Water board considers turning off tap for new LV homes
Wednesday, July 9, 2003 | 11:14 a.m.
The Southern Nevada Water Authority staff is studying a controversial question in a time of rising water rates and use restrictions: how cutting off permits for new homes would affect the community.
Both no-growth advocates and those who say such a policy would be a disaster agree on one thing: Southern Nevada would be a profoundly different place.
The issue has come to the front burner as critics of rate increases and use restrictions have focused on growth as the culprit rather than drought, which water agency staffs say is forcing the moves.
Next Tuesday the Clark County Commission, acting as the Las Vegas Valley Water District board, will consider rate hikes of 4 percent to 40 percent for residential users and water restrictions in response to four years of drought and the loss of unlimited "surplus" water from Lake Mead.
Two days later staff is scheduled to suggest to the Southern Nevada Water Authority board, made up of elected representatives from area governments, that the agency convene a panel to look at the economic impact of cutting off water.
A similar study in October 1992 found that unemployment rates of about 4 percent at that time would triple to 12.5 percent, a "Great Depression level." The loss of tens of thousands of construction jobs wold force "outmigrations, early retirements, withdrawals from the labor force and other actions people must take in the face of the total absence of job prospects," according to the study.
The study predicted that employment and population levels would settle at 10 to 15 percent below the levels that otherwise would exist. Retail employment would be 20 percent less and sales tax revenues to state and local agencies would also drop by about 20 percent.
The study said those impacts relied on a best-case scenario. In a worst-case scenario, employment and population would do what it has never done in Las Vegas -- decline.
Keith Schwer, director of the Center for Business and Economic Research at the University of Nevada, Las Vegas, was one of the three people who prepared the 1992 study. He predicted a similar impact on the economy today.
Another effect would be on the price of housing for sale or rent for those who remained, Schwer said.
"What it would do is drive up the price of housing," he said. "You will increase the cost of living and change the relative incentives of living here versus some place like Los Angeles."
Elected officials on the water authority board and on most government boards throughout the region have consistently rejected the idea of a moratorium or halt to growth. County Commissioner Myrna Williams said the impact would be devastating on the construction industry, the state's second largest employer.

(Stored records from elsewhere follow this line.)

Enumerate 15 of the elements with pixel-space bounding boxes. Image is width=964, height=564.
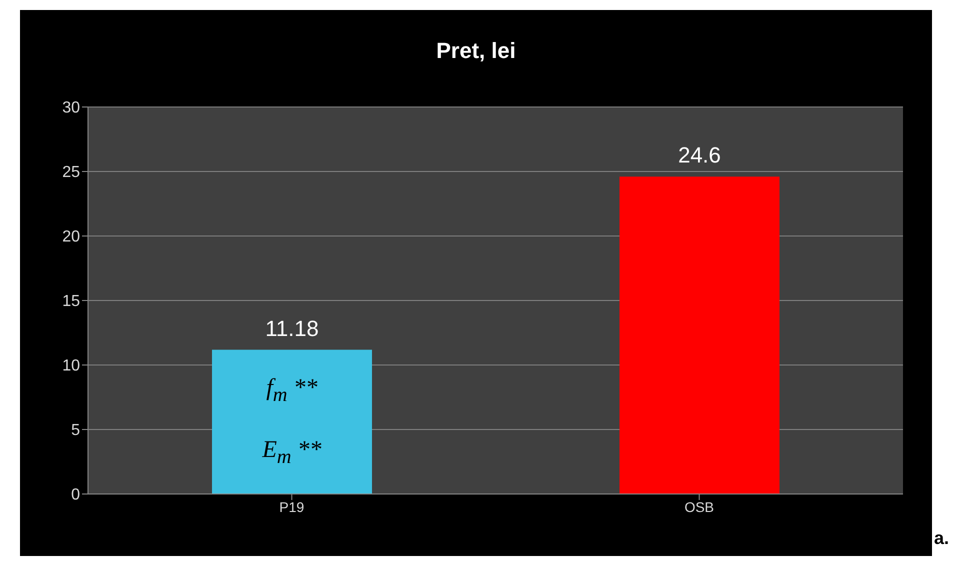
y-tick-label: 30 — [62, 100, 80, 117]
bar-note: f$_{m}$ ** — [265, 374, 318, 408]
data-label: 11.18 — [265, 316, 319, 341]
y-tick-label: 20 — [62, 228, 80, 246]
x-tick-label: P19 — [279, 498, 304, 515]
text: a. — [934, 528, 950, 549]
y-tick-label: 0 — [71, 486, 80, 504]
y-tick-label: 15 — [62, 293, 80, 310]
y-tick-label: 25 — [62, 164, 80, 182]
chart-title: Pret, lei — [435, 38, 517, 64]
x-tick-label: OSB — [684, 498, 714, 515]
data-label: 24.6 — [678, 142, 721, 168]
y-tick-label: 5 — [71, 422, 80, 440]
y-tick-label: 10 — [62, 358, 80, 375]
bar-note: E$_{m}$ ** — [261, 436, 322, 470]
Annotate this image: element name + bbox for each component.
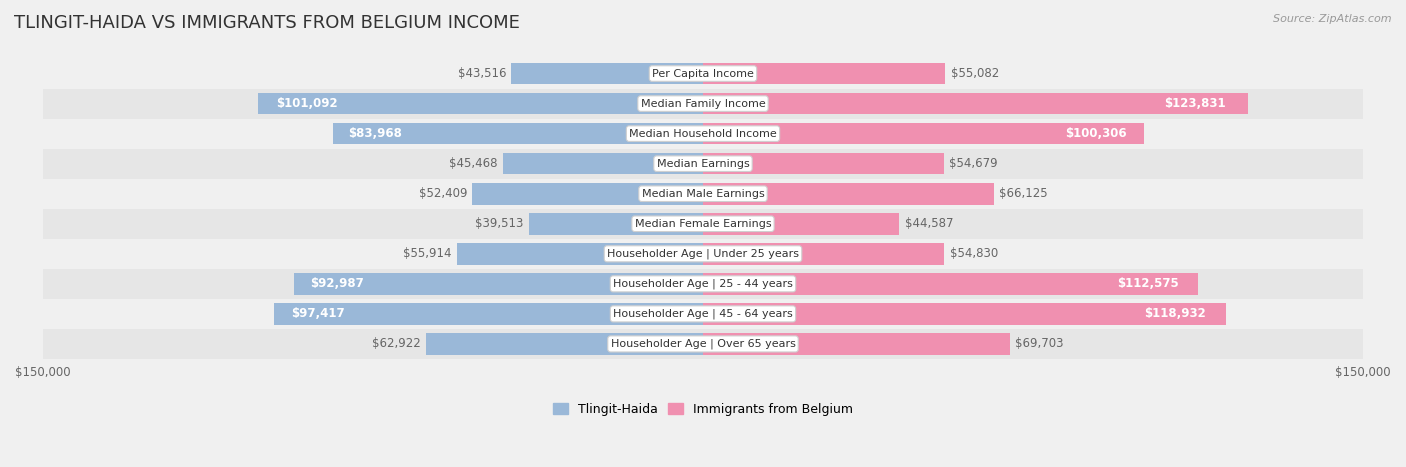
Bar (703, 273, 1198, 295)
Bar (294, 273, 703, 295)
Bar (42, 119, 1364, 149)
Text: Median Household Income: Median Household Income (628, 128, 778, 139)
Bar (703, 303, 1226, 325)
Text: TLINGIT-HAIDA VS IMMIGRANTS FROM BELGIUM INCOME: TLINGIT-HAIDA VS IMMIGRANTS FROM BELGIUM… (14, 14, 520, 32)
Bar (42, 149, 1364, 179)
Text: Householder Age | Over 65 years: Householder Age | Over 65 years (610, 339, 796, 349)
Text: $52,409: $52,409 (419, 187, 467, 200)
Text: $100,306: $100,306 (1066, 127, 1126, 140)
Bar (42, 89, 1364, 119)
Text: $54,679: $54,679 (949, 157, 998, 170)
Text: $123,831: $123,831 (1164, 97, 1226, 110)
Text: Median Earnings: Median Earnings (657, 159, 749, 169)
Text: $66,125: $66,125 (1000, 187, 1047, 200)
Text: $43,516: $43,516 (458, 67, 506, 80)
Bar (503, 153, 703, 175)
Text: $101,092: $101,092 (276, 97, 337, 110)
Bar (42, 329, 1364, 359)
Legend: Tlingit-Haida, Immigrants from Belgium: Tlingit-Haida, Immigrants from Belgium (548, 398, 858, 421)
Text: Source: ZipAtlas.com: Source: ZipAtlas.com (1274, 14, 1392, 24)
Text: Householder Age | 45 - 64 years: Householder Age | 45 - 64 years (613, 309, 793, 319)
Text: $69,703: $69,703 (1015, 338, 1063, 350)
Text: $54,830: $54,830 (949, 248, 998, 260)
Text: $112,575: $112,575 (1116, 277, 1178, 290)
Bar (703, 183, 994, 205)
Text: Median Female Earnings: Median Female Earnings (634, 219, 772, 229)
Text: $92,987: $92,987 (311, 277, 364, 290)
Bar (472, 183, 703, 205)
Bar (457, 243, 703, 265)
Bar (42, 58, 1364, 89)
Bar (703, 93, 1249, 114)
Bar (42, 239, 1364, 269)
Bar (703, 243, 945, 265)
Bar (703, 333, 1010, 355)
Bar (529, 213, 703, 234)
Text: $44,587: $44,587 (904, 217, 953, 230)
Bar (426, 333, 703, 355)
Bar (42, 269, 1364, 299)
Text: $62,922: $62,922 (373, 338, 420, 350)
Text: $45,468: $45,468 (449, 157, 498, 170)
Bar (42, 299, 1364, 329)
Text: $83,968: $83,968 (349, 127, 402, 140)
Text: $55,914: $55,914 (404, 248, 451, 260)
Text: Per Capita Income: Per Capita Income (652, 69, 754, 78)
Bar (703, 123, 1144, 144)
Text: $97,417: $97,417 (291, 307, 344, 320)
Bar (703, 63, 945, 85)
Bar (274, 303, 703, 325)
Bar (42, 209, 1364, 239)
Bar (259, 93, 703, 114)
Bar (333, 123, 703, 144)
Text: $118,932: $118,932 (1143, 307, 1205, 320)
Bar (703, 153, 943, 175)
Text: Median Family Income: Median Family Income (641, 99, 765, 109)
Text: Householder Age | Under 25 years: Householder Age | Under 25 years (607, 248, 799, 259)
Text: Householder Age | 25 - 44 years: Householder Age | 25 - 44 years (613, 279, 793, 289)
Text: $39,513: $39,513 (475, 217, 524, 230)
Text: $55,082: $55,082 (950, 67, 998, 80)
Bar (703, 213, 900, 234)
Bar (512, 63, 703, 85)
Bar (42, 179, 1364, 209)
Text: Median Male Earnings: Median Male Earnings (641, 189, 765, 199)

"Look at all the people you'd put out of work," she said.
The Nevada Department of Employment, Training and Rehabilitation pegged the total number of construction jobs two years ago at more than 66,000, about 10 percent of the total work force of 720,000.
One of the loudest voices to shut off the water to new development has been Ken Mahal, president of the Nevada Seniors Coalition and a member of the water authority Drought Citizens Advisory Committee, a group charged with recommending steps to take if the four-year drought gripping the Colorado River basin reaches "emergency" status.
Mahal said Southern Nevada, already at the limit to what it can take from Lake Mead, is simply running out of water. Conservation measures under consideration by local government agencies don't address the real problem, which is growth, and instead put the burden on those now living here, he said.
"No matter what we do to save water, what good will it do because they continue issuing endless building permits?" Mahal said. "That makes no sense at all.
"The economic impact is that we might not have 7,000 or 6,000 people a month coming here anymore looking for jobs," he said. "Let nature take care of itself."
Mahal frequently spars with water authority General Manager Pat Mulroy and her staff. He said the cost of new residential water connections is about $35,000. Water authority staff put the figure at $3,500, about equivalent to what home builders actually pay -- and still one of the highest levels in the West.
The Southern Nevada arm of the national Sierra Club has also weighed in on the debate over growth and water. While the organization has long argued against uncontrolled growth in the region, the group does not agree with Mahal's conclusions.
"It's not even the number of people, it's how much water we use," said Jane Feldman, chairwoman of the local group's conservation committee. "Some people say we've got to stop growth, there's now way we can keep bringing millions of people to the middle of the Mojave Desert.
"But the water district and the water authority can't stop growth," Feldman said.
What her group is advising is much deeper conservation efforts -- and to encourage conservation through doubling of water rates for all users.
"That's how we assign value in our culture," Feldman said. "I had a $10.51 water bill last month. Three people live here. That's with a swimming pool and a yard. That's ridiculous.
"These rates are just minuscule."
Mulroy said Tuesday that the problem is not growth, but waste. Conservation efforts focusing on residential water use, which represents 65 percent of all water usage in Southern Nevada and of which nearly two-thirds goes outdoors, can succeed without gutting the local economy, she believes.
Mulroy pointed out that in a home that does not use any water outdoors, there is almost zero water actually consumed. Water that goes down interior drains in kitchens and bathrooms is returned via sewers to Lake Mead, where the water authority can claim "return-flow credits."
For every gallon that goes back to the lake, the authority can take another gallon out for use without stretching the allotment set by the federal government.
"There is a difference between the number of housing units and water consumption," Mulroy said.